Luckily — much like they did when they made their massive "This Too Shall Pass" clip — OK Go found a corporate sponsor willing to help foot the bill. Teaming with the folks at Range Rover, they designed a parade route using the company's Pulse of the City GPS app and invited their fans to take part in their large-scale "art project."
"The idea is ... we are going to make one giant painting, essentially, with Los Angeles. There's a free application that tracks where you go," Kulash explained. "We are marching a loop that spells out 'OK Go' through Los Angeles. We're hoping when people see this, they'll think, 'That's a great idea. I'm going to get into my car and drive all over Southeast Asia and make the Mona Lisa!' "
And so, last month, they marched an army of about 150 through gridlocked traffic and neighborhood streets — playing their own songs and covers, such as Outkast's "Hey Ya" and Survivor's "Eye of the Tiger" — and assembled the footage into a video for their song "Back From Kathmandu."
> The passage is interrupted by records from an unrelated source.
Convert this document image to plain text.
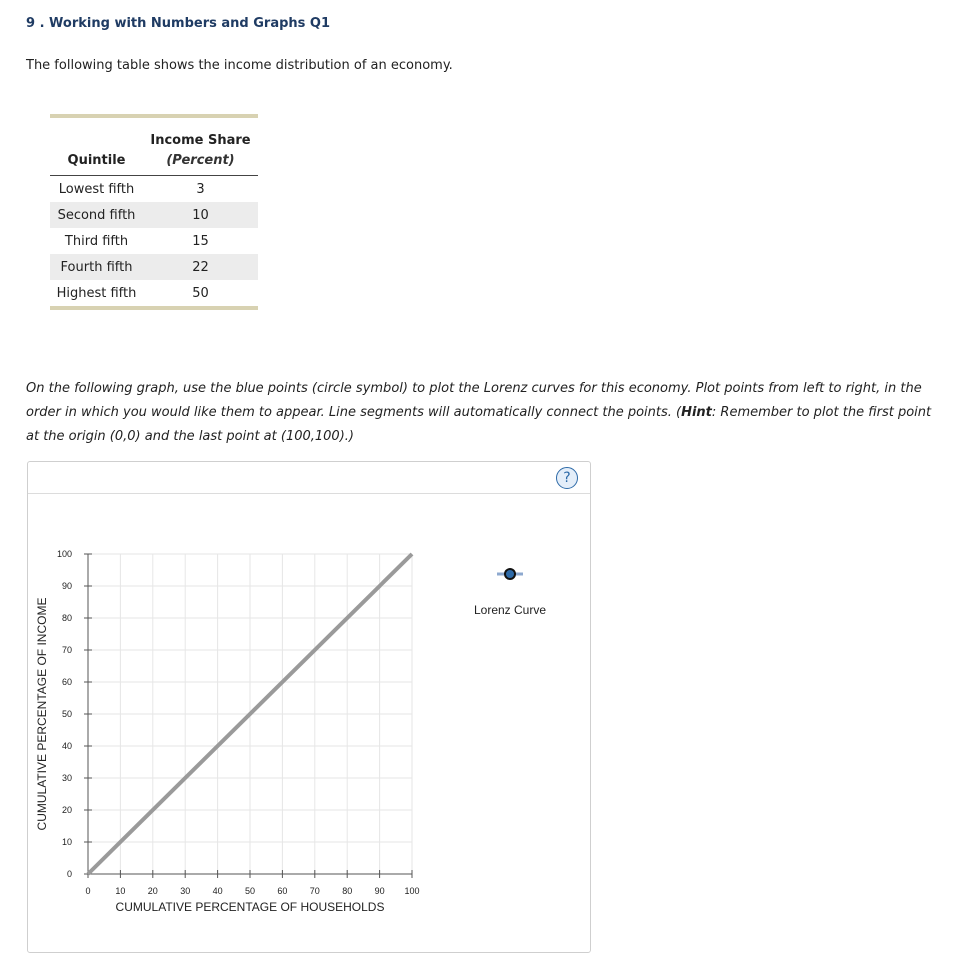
9 . Working with Numbers and Graphs Q1

The following table shows the income distribution of an economy.

	Income Share
Quintile	(Percent)
Lowest fifth	3
Second fifth	10
Third fifth	15
Fourth fifth	22
Highest fifth	50

On the following graph, use the blue points (circle symbol) to plot the Lorenz curves for this economy. Plot points from left to right, in the order in which you would like them to appear. Line segments will automatically connect the points. (Hint: Remember to plot the first point at the origin (0,0) and the last point at (100,100).)

?
0	10 20 30 40 50 60 70 80 90 100
0
10
20
30
40
50
60
70
80
90
100
CUMULATIVE PERCENTAGE OF HOUSEHOLDS
CUMULATIVE PERCENTAGE OF INCOME	Lorenz Curve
The end result premiered Monday, and, while it's another fitting addition to the band's already-impressive video reel, to the guys in the band, it's also something more.
"It's our art project, and, in a way, it's helped me discover parts of Los Angeles I never knew existed," Kulash said. "On the smaller side streets, people come streaming out of their houses, and all the kids join the parade. Everybody's leaning out of their houses, and it makes you feel the community of Los Angeles in a way that's generally hard to do because you usually drive through it."